In an effort to limit misery, we design moral philosophies that deny this proposition. We have framed it as divine command, virtue, categorical imperative, rational self-interest and what have you. And moral philosophy is not bunk by any stretch and this is not a manifesto for some great new philosophical revolution. Nonetheless I am dissatisfied with the claim that my moral responsibility to you lies in the fact that we are two individual things that happen to belong to the same category of thing, that is, the human race. At least in collectivist thinking there is some metaphysical basis for claims of responsibility toward the other. The most fundamental fact of my existence is my membership in this tribe or family; therefore I serve the community before I serve myself. Is there a similar claim I can make that universalizes the tribe? What is the most fundamental fact of my existence?

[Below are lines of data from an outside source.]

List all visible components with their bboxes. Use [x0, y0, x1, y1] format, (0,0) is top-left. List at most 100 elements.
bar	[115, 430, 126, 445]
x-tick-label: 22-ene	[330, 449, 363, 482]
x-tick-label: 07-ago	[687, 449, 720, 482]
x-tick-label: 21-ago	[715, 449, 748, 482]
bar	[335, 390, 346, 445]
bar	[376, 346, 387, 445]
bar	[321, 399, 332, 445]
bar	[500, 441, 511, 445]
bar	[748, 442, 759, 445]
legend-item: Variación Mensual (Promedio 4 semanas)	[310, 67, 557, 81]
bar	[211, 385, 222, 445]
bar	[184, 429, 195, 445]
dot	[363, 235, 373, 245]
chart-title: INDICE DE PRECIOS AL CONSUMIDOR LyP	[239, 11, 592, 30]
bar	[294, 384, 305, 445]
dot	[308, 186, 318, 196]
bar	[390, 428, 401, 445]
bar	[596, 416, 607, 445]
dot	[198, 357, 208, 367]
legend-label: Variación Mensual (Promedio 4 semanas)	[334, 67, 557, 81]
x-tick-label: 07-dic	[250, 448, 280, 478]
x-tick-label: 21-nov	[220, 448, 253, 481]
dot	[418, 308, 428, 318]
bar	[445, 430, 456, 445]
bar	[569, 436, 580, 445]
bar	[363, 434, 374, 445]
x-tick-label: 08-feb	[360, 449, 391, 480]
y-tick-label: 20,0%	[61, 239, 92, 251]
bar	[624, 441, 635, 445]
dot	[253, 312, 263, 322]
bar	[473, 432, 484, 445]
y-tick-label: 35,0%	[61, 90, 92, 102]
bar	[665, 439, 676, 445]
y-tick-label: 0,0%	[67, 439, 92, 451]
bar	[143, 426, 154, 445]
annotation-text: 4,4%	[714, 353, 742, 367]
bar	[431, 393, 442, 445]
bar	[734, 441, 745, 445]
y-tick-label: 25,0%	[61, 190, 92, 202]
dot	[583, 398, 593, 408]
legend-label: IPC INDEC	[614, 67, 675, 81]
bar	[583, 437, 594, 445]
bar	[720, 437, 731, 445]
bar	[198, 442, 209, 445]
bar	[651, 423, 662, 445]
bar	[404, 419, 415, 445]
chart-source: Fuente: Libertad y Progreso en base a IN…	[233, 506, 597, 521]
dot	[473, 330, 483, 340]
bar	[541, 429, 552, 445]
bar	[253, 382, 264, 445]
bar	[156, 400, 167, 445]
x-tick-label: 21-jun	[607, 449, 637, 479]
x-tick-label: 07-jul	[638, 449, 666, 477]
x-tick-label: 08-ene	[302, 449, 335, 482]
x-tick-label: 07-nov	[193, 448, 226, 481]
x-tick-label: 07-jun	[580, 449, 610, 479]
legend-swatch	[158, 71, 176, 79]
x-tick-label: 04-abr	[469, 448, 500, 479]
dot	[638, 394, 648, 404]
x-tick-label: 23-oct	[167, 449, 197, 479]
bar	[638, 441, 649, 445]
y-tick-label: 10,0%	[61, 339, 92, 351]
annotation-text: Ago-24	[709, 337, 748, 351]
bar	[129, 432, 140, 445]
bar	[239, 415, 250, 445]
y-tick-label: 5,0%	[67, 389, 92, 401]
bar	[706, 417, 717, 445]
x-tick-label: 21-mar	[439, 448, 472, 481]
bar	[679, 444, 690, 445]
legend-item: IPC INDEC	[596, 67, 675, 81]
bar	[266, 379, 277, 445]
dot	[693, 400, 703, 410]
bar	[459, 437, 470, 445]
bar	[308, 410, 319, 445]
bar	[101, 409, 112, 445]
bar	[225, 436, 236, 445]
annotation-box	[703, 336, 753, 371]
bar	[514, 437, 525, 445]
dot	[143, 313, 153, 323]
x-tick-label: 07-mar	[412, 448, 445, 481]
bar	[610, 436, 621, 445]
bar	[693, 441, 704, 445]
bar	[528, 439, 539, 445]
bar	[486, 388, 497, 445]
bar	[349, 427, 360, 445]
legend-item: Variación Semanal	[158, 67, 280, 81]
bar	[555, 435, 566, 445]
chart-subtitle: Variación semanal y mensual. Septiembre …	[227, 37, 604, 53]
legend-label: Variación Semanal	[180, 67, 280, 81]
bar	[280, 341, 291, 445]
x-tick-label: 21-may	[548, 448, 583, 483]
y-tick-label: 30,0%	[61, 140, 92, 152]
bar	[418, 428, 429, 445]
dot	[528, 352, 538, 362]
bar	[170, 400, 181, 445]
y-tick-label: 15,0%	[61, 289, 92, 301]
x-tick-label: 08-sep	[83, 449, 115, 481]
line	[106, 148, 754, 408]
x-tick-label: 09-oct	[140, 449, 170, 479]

This question raises some very pressing issues about religion. What about prayer? If we are two discrete individuals that are each the ground of our own being, what does your prayer have to do with me or mine with you? God knows what you need more than I do and he is in a much better position to confer blessings on you that I am, so why should I pray for you? The same goes for the Incarnation. Okay, so Christ became a human being, died and rose. Somehow this also confers resurrection on us. How? As far as I can see, the whole Christian religion fails to make any sense unless Christ is seen as the unifying principle of human life—of all life. “I live not, but Christ lives in me.” You and I have everything to do with each other in the same way that parts of a body have everything to do with each other. Through the Incarnation, Christ has united himself with the whole human race. He has become the human archetype and we are his image. This is especially true for the baptized, who are united in the Church and participants in the Paschal mystery. Prayer is a participation in the divine life. Prayer for another person is a real participation in his or her life through Christ. Readjusting our thinking on this level, to really believe that this is true and behave as though this is what we believe, as I said before, is very difficult, but absolutely necessary to making any sense of the Christian spiritual life. By virtue of the Mass, I am more fundamentally one with my brothers and sisters in China, whom I have never met, than I am alone. The ties of natural kinship, which many have considered, if my suppositions are correct, to be stronger than unifying principle of the individual, suddenly seem brittle in comparison to the Church, the family of Christ extended through all time and space and into eternity. In this sense there is nothing Christian about individualism at all.

I see the problems of tribalist collectivity and yet I cannot help but see something deeply true in it; something that makes me wonder whether Christianity is much more about the divinized tribe than the deified individual. Is our faith universalized tribalism, not merely responsible and mature individualism? These are tentative and vague conclusions, of course, but if nothing else, I hope I have convinced the reader that much can be learned by removing the mantle of the enlightenment from our shoulders, even in an experimental and temporary way, and looking to distant times and places for a fresh perspective on the human mystery and maybe even a workable set of metaphysical assumptions.